Good luck getting back your baby's things.
N....
I am with you. That was very rude. I also gave some of my daughters clothes to my sister when she had a girl, but there were certain items I did not part with. Like her first shoes/dress/first holiday outfit etc. Somethings are priceless. I would call her and let her know that some of the items she took you were not planning on giving away. If she is a good person, she should not get upset. These items were not hers to begin with. She should just be glad that she will get to keep some of the stuff. Good Luck! I'm so sorry your boyfriend put you in such a bind.
OMG..I would go BALISTIC! You are not blowing it out of porportion at all! She should have known better than to rummage thru those things without you present. You get a hold of her and explain to her what your boyfriend did and that he mistakenly allowed her to go thru that stuff without you present and there are sentimental things that she took and would like back. Hopefully she'll have the good sense, and kind heart to give those things back to you and understand your position. Any good hearted person would understand your position. Bless your heart! Go and get those things back. Let me know how it goes. Best wishes,G.
No, I'd be furious. It's rude to take advantage of someone! I would (very politely, of course) give her a call and tell her you're glad she was able to find your son's hand-me-downs useful... but you hadn't had time to separate the clothes yet and some of the stuff you were planning on keeping near and dear were still mixed in with that pile. I'm totally irritated for you! Hope this works out!! If you need to vent, feel free to email me.
No you are not blowing it out of proportion.

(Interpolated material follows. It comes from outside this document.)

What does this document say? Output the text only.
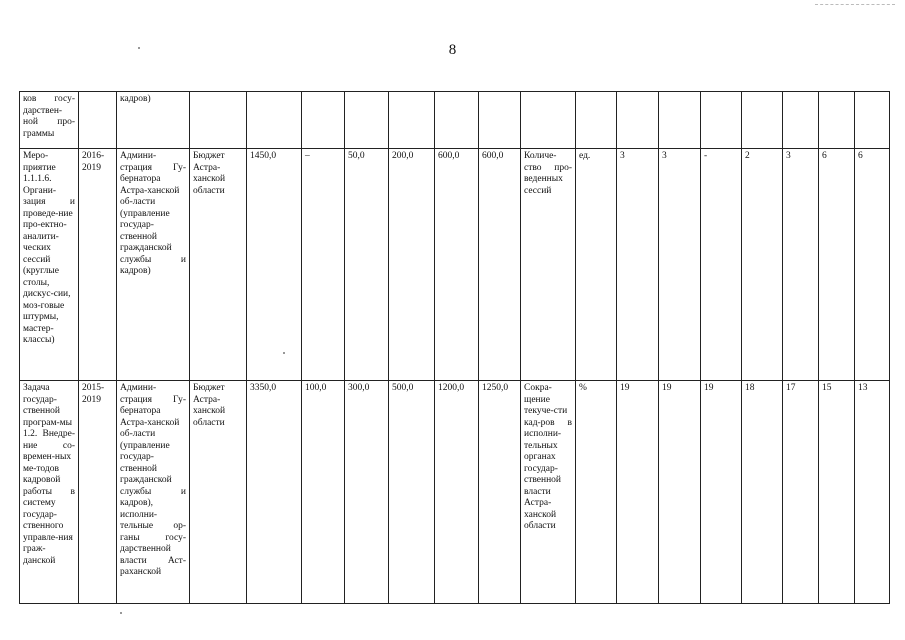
8
ков госу-дарствен-ной про-граммы		кадров)																
Меро-приятие 1.1.1.6. Органи-зация и проведе-ние про-ектно-аналити-ческих сессий (круглые столы, дискус-сии, моз-говые штурмы, мастер-классы)	2016-2019	Админи-страция Гу-бернатора Астра-ханской об-ласти (управление государ-ственной гражданской службы и кадров)	Бюджет Астра-ханской области	1450,0	–	50,0	200,0	600,0	600,0	Количе-ство про-веденных сессий	ед.	3	3	-	2	3	6	6
Задача государ-ственной програм-мы 1.2. Внедре-ние со-времен-ных ме-тодов кадровой работы в систему государ-ственного управле-ния граж-данской	2015-2019	Админи-страция Гу-бернатора Астра-ханской об-ласти (управление государ-ственной гражданской службы и кадров), исполни-тельные ор-ганы госу-дарственной власти Аст-раханской	Бюджет Астра-ханской области	3350,0	100,0	300,0	500,0	1200,0	1250,0	Сокра-щение текуче-сти кад-ров в исполни-тельных органах государ-ственной власти Астра-ханской области	%	19	19	19	18	17	15	13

Just politely call her and tell her your boyfriend did not know that some of the items of clothing were special to you.. she will understand. GET THEM BACK ;)
L.,
I think the person with the etiquette problems is your boyfriend's sister. You specifically offered to go through the items for her but instead, she helped herself when you weren't around. Your boyfriend should not have made such an offer without checking with you. Most men don't place the importance on certain outfits, toys etc that we, as moms, do. However, that doesn't make what he did okay.
I see no problem with asking your boyfriend's sister for the items back and advise that YOU will sort through things and decide what she can have -besides, they belong to your son, not her child. I also suggest that you do this in front of your boyfriend and explain that you expect his support. I don't know if your boyfriend is the father, but if he is, he should definitely support you and if he isn't the father, he has no right to offer any of your son's belongings to anybody.
good luck.
L.
I thinnk you should just explain to her what happened. Tell her you would like to get back outfits that are special/meaningful to you. I'm sure since she is about to be a mom she'd understand the whole first outfit thing. Luckily at this point she's not attached to the clothes. She probably just took everything (since your boyfriend said she could), regardless if she even liked it. GET THEM BACK ASAP is my opinion.
Tell your boyfriend that I vote he was WRONG lol:)
I would have been upset too, I would definately, ask for the special outfits back. Hopefully she will understand.
I dont' think you are being wrong in wanting the special things back. But I would not jump to conclusions that she took things out of malice. She took things that he said she could. Just call her up and let her know which things are special to you and that you want those things back. You might even offer to take her to the store to get a couple new things that she can keep forever - because they will become special to her like the special things are for you.
Good luck and give her the doubt that what she did was a mistake taht she would not have done if she understood the significance.